Le Ô Sensei Georges MANDJOMBE est mort. Il a définitivement plié et rangé son judogi « blanc », à l’aurore de ce triste lundi 04 novembre 2024. Puisse Dieu, les mannes de ses ancêtres et du judo l’accueillir.
Après cette période de deuil, un mois jour pour jour, je m’autorise cet hommage post-mortem du disciple. Un exécutoire et donc volontairement subjectif, sur le chemin de la préservation de la pensée du Grand Maître. Justement, je voudrais lui demander de transmette ma reconnaissance infinie au Maître Paul MIHINDOU « Mipau », pour les intimes, mon Maître, parti, hélas, trop tôt !
Le Maître Georges MANDJOMBE n’était pas le premier judoka gabonais, encore moins le plus ancien parmi les pratiquants actifs.
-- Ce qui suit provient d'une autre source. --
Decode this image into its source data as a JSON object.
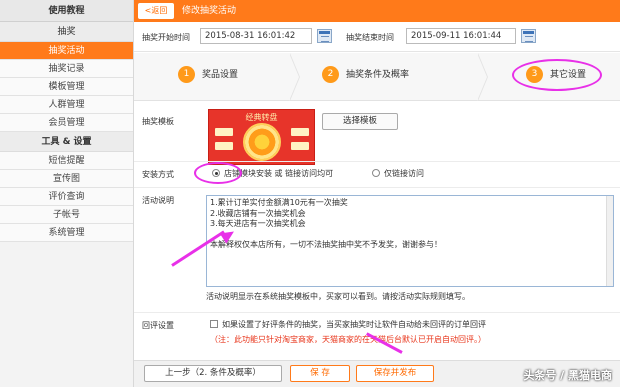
{
  "sidebar": {
    "tutorial": "使用教程",
    "lottery_group": "抽奖",
    "items1": [
      "抽奖活动",
      "抽奖记录",
      "模板管理",
      "人群管理",
      "会员管理"
    ],
    "tools_group": "工具 & 设置",
    "items2": [
      "短信提醒",
      "宣传图",
      "评价查询",
      "子帐号",
      "系统管理"
    ]
  },
  "topbar": {
    "back": "<返回",
    "title": "修改抽奖活动"
  },
  "time": {
    "start_label": "抽奖开始时间",
    "start_value": "2015-08-31 16:01:42",
    "end_label": "抽奖结束时间",
    "end_value": "2015-09-11 16:01:44"
  },
  "steps": [
    {
      "num": "1",
      "label": "奖品设置"
    },
    {
      "num": "2",
      "label": "抽奖条件及概率"
    },
    {
      "num": "3",
      "label": "其它设置"
    }
  ],
  "form": {
    "template_label": "抽奖模板",
    "template_name": "经典转盘",
    "select_template": "选择模板",
    "install_label": "安装方式",
    "install_opt1": "店铺模块安装 或 链接访问均可",
    "install_opt2": "仅链接访问",
    "desc_label": "活动说明",
    "desc_lines": [
      "1.累计订单实付金额满10元有一次抽奖",
      "2.收藏店铺有一次抽奖机会",
      "3.每天进店有一次抽奖机会",
      "",
      "本解释权仅本店所有，一切不法抽奖抽中奖不予发奖，谢谢参与！"
    ],
    "desc_hint": "活动说明显示在系统抽奖模板中，买家可以看到。请按活动实际规则填写。",
    "review_label": "回评设置",
    "review_opt": "如果设置了好评条件的抽奖，当买家抽奖时让软件自动给未回评的订单回评",
    "review_note": "（注：此功能只针对淘宝商家，天猫商家的在天猫后台默认已开启自动回评。）"
  },
  "footer": {
    "prev": "上一步（2. 条件及概率）",
    "save": "保 存",
    "save_publish": "保存并发布",
    "watermark": "头条号 / 黑猫电商"
  },
  "colors": {
    "accent": "#ff7a1a",
    "annotation": "#e830e8",
    "note_red": "#e8341a"
  }
}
Mais, au moment de son départ, après celui d’un autre baobab, le Grand Maître Célestin MAKAYA, d’illustre mémoire, il y a trois ans, le Maître MANDJOMBE était devenu le plus ancien au grade le plus élevé, c’est-à-dire Shichi dan (7e dan), dans la tradition japonaise.
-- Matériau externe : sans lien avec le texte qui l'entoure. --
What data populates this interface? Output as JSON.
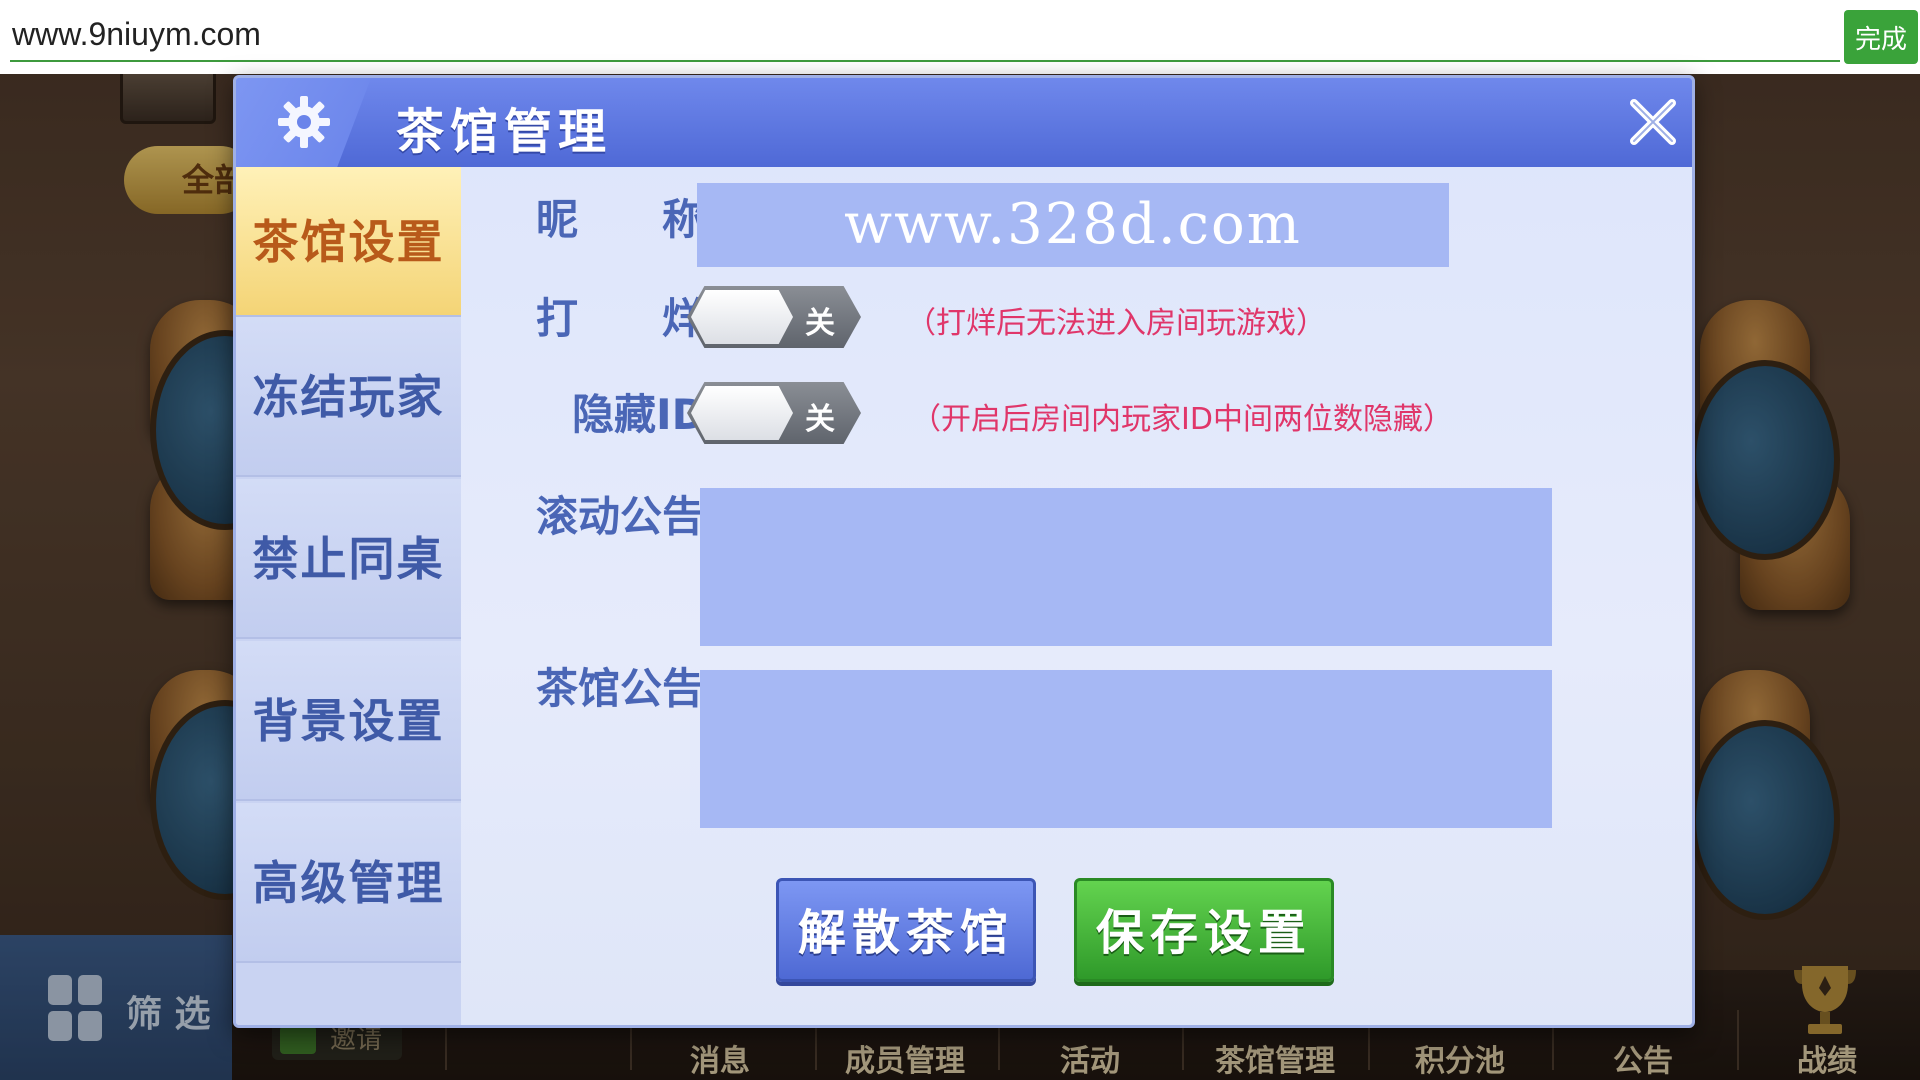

Éternel vice-président de la Fédération gabonaise de Judo, il était tellement omniprésent que dans un imaginaire collectif, certains pensait qu’il était le primus inter pares ! D’où la dualité paradoxale qu’il a fini par incarner, au point d’être souvent controversé.
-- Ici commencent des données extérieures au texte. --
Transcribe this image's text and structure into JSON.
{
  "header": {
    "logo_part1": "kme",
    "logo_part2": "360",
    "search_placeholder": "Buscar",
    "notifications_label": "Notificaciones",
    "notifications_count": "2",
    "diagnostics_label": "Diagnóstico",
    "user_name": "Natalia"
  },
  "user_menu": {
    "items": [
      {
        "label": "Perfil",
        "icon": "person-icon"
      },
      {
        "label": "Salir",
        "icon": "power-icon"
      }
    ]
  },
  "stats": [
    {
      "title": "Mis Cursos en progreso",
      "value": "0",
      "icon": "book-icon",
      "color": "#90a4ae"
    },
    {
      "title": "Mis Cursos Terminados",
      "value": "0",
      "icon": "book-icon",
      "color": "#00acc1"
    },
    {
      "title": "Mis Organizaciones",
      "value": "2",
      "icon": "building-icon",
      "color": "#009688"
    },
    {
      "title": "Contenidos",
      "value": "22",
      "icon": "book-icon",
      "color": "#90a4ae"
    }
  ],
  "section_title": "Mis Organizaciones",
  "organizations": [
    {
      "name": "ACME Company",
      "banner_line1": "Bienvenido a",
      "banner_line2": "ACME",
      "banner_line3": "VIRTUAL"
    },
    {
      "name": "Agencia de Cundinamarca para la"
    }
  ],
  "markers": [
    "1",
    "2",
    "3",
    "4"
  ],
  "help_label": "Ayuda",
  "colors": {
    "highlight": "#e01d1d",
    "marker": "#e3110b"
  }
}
Un Homme qui faisait corps avec le Judo
Cet homme faisait corps avec son art, sa passion. On n’oubliait souvent que Monsieur Georges MANDJOMBE était un haut cadre, un banquier, qui a régulièrement occupé de grandes responsabilités au cours desa longue carrière professionnelle, tellement le Judo l’avait accaparé, au prix de plusieurs sacrifices dans sa vie privée. Ainsi, comme au dojo, à la maison, au boulot, ou entre amis, on l’appelait : « Maître MANDJOMBE ». Il n’était pas rare qu’aux examens de grades et à la question « Qui est le fondateur du Judo » ou « Qui est le président de la Fédération ? », d’entendre les jeunes apprenants répondre : « Maitre MANDJOMBE ». Oups !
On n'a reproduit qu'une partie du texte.